Still getting unexplained NaN's, new replication code

dan-stromberg · January 31, 2020, 5:21pm

Hi again.

I have another SSCCE related to XGBoost. Below are two ways of obtaining it:

Just browse to https://pastebin.com/fsKctYtb and follow the link there.
Browse to https://pastebin.com/gkL2eKXF - to extract:

Download the data at the pastebin URL
echo >> 5526giJW.txt
uudecode 5526giJW.txt
tar tvJf RM-454-SSCCE-5.tar.xz
tar xvJf RM-454-SSCCE-5.tar.xz

BTW, I tried to post a link to my website with this stuff, but the forum told me I was a spammer and to go away

Unfortunately, this SSCCE is not entirely predictable. The majority of the time it works fine, but some smallish percentage of the time it gets NaN’s that prevent it from working correctly - despite being given the same inputs each time at the CPython level.

Consequently the SSCCE runs its replicate() function a number of times, and keeps track of what percentage of the runs completed successfully. Spoiler: I don’t think it’s ever 100% unless you request a pretty small number of runs. 30 or 100 are generally enough to get some bad runs - the script is currently hardcoded to just use 30.

Any suggestions? Are we feeding it something bogus? And is there a way of holding constant the seeds to the random number generators at the numpy and/or C++ level, like I’ve already done at the CPython level?

Thanks!

PS: It has problems about 17% of the time.

dan-stromberg · January 31, 2020, 7:52pm

Is there some way I can run the same test without XGBoost’s async and/or parallel features?

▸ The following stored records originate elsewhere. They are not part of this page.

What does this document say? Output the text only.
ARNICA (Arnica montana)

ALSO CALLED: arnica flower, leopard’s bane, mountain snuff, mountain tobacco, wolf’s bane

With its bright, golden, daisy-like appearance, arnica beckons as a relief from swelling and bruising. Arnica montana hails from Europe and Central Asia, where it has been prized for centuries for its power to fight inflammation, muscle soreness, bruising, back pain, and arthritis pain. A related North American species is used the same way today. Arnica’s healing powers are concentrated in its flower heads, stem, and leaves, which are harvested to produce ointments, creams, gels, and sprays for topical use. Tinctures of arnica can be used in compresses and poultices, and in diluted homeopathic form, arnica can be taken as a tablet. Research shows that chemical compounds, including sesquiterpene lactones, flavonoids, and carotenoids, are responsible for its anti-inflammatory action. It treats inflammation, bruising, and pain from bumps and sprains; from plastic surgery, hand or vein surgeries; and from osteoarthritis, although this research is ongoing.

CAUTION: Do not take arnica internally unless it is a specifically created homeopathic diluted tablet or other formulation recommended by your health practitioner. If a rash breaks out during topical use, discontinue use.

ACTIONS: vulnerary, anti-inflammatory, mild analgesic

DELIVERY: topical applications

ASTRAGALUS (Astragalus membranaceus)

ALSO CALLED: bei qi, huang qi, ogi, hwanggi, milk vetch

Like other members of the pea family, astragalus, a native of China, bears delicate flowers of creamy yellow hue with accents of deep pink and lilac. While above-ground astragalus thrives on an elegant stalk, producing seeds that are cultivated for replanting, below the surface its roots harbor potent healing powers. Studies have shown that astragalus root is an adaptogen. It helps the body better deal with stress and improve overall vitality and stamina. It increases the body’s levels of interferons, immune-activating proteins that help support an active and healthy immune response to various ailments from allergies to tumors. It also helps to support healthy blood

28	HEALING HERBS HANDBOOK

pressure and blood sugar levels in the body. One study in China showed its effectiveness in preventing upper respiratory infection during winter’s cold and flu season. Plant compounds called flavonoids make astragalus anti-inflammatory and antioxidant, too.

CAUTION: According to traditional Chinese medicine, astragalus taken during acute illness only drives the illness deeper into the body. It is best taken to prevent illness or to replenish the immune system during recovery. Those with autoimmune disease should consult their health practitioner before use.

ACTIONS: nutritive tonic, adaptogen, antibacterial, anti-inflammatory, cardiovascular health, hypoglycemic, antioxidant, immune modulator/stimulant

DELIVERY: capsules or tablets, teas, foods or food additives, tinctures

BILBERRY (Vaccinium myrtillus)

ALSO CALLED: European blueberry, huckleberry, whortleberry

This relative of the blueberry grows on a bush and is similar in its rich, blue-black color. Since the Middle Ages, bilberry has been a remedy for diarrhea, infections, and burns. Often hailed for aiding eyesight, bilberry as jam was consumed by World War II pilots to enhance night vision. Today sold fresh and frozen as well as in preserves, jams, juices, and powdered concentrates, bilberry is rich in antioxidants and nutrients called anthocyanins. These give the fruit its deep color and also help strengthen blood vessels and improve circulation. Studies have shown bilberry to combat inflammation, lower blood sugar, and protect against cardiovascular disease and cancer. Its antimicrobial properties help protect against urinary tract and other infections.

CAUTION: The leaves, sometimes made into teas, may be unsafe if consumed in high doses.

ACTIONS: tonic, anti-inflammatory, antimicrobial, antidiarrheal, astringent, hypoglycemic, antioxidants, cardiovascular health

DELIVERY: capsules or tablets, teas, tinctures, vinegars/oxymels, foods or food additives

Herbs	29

It might be informative to see if that helps.

hcho3 · January 31, 2020, 8:00pm

@dan-stromberg FYI, I am currently working on 1.0.0 release: https://github.com/dmlc/xgboost/issues/5253. I will see if I can reproduce the problem with the Release Candidate.

hcho3 · January 31, 2020, 11:56pm

@dan-stromberg I managed to reproduce the problem with the Release Candidate.

Curiously, the bug disappears when I add another training hyperparameter tree_method='approx'.

hcho3 · February 1, 2020, 12:10am

Update: I found the root cause. The prediction function of XGBoost is producing a bunch of NaN’s. Here is the line that produces NaN’s:

github.com

dmlc/xgboost/blob/fe8d72b50b132af6e24dfa6eb2e08d18430247e8/python-package/xgboost/sklearn.py#L854-L858


class_probs = self.get_booster().predict(
    test_dmatrix,
    output_margin=output_margin,
    ntree_limit=ntree_limit,
    validate_features=validate_features)

Curiously, this problem only occurs when we set the hyperparameter tree_method to either exact or hist.

dan-stromberg · February 1, 2020, 12:10am

That’s great news

hcho3 · February 1, 2020, 12:42am

Finally: Tree 30 is a stump consisting a single leaf node, and that leaf node produces NaN score.

At the very least, we should insert NaN checks in a few places so that we can catch the problem earlier.

So instead of the cryptic error message

ValueError: Input contains NaN, infinity or a value too large for dtype('float32')

we should instead see the error message

Something went wrong with training. A leaf node (node id 0) of Tree 30 outputs NaN.
**********************************************************************************
Full model dump of Tree 30
----------------------------------------------------------------------------------
0:leaf=-nan
**********************************************************************************

And hopefully, we can figure out why leaf values are getting set to NaN’s.

I will prepare a pull request to add NaN checks.

hcho3 · February 1, 2020, 1:34am

https://github.com/dmlc/xgboost/pull/5258 catches two birds with one stone: better error message about NANs and a fix for a particular degenerate case that led to presence of NANs. I appreciate you taking time to report the bug.

hcho3 · February 1, 2020, 8:50am

@dan-stromberg It appears that the bug is a little deeper than I thought. For now, you can work around the bug by setting a strictly non-zero value for the hyperparameter reg_lambda.

dan-stromberg · February 4, 2020, 3:43pm

Thanks!

(I was out sick yesterday)

dan-stromberg · February 4, 2020, 4:18pm

Actually with:
estimator = XGBClassifier(
base_score=0.5, booster=‘gbtree’, colsample_bylevel=1,
colsample_bynode=1, colsample_bytree=1, gamma=0,
learning_rate=0.1, max_delta_step=0, max_depth=3,
min_child_weight=1, missing=None, n_estimators=100, n_jobs=1,
nthread=1, objective=‘binary:logistic’, random_state=42,
reg_alpha=0, reg_lambda=1, scale_pos_weight=1, seed=None,
silent=True, subsample=1, verbosity=1,
)

(get_lambda set to 1)
…I still get NaN’s sometimes.

But setting tree_method=-‘approx’ appears to be an effective workaround: with that I got 1000 good runs out of 1000.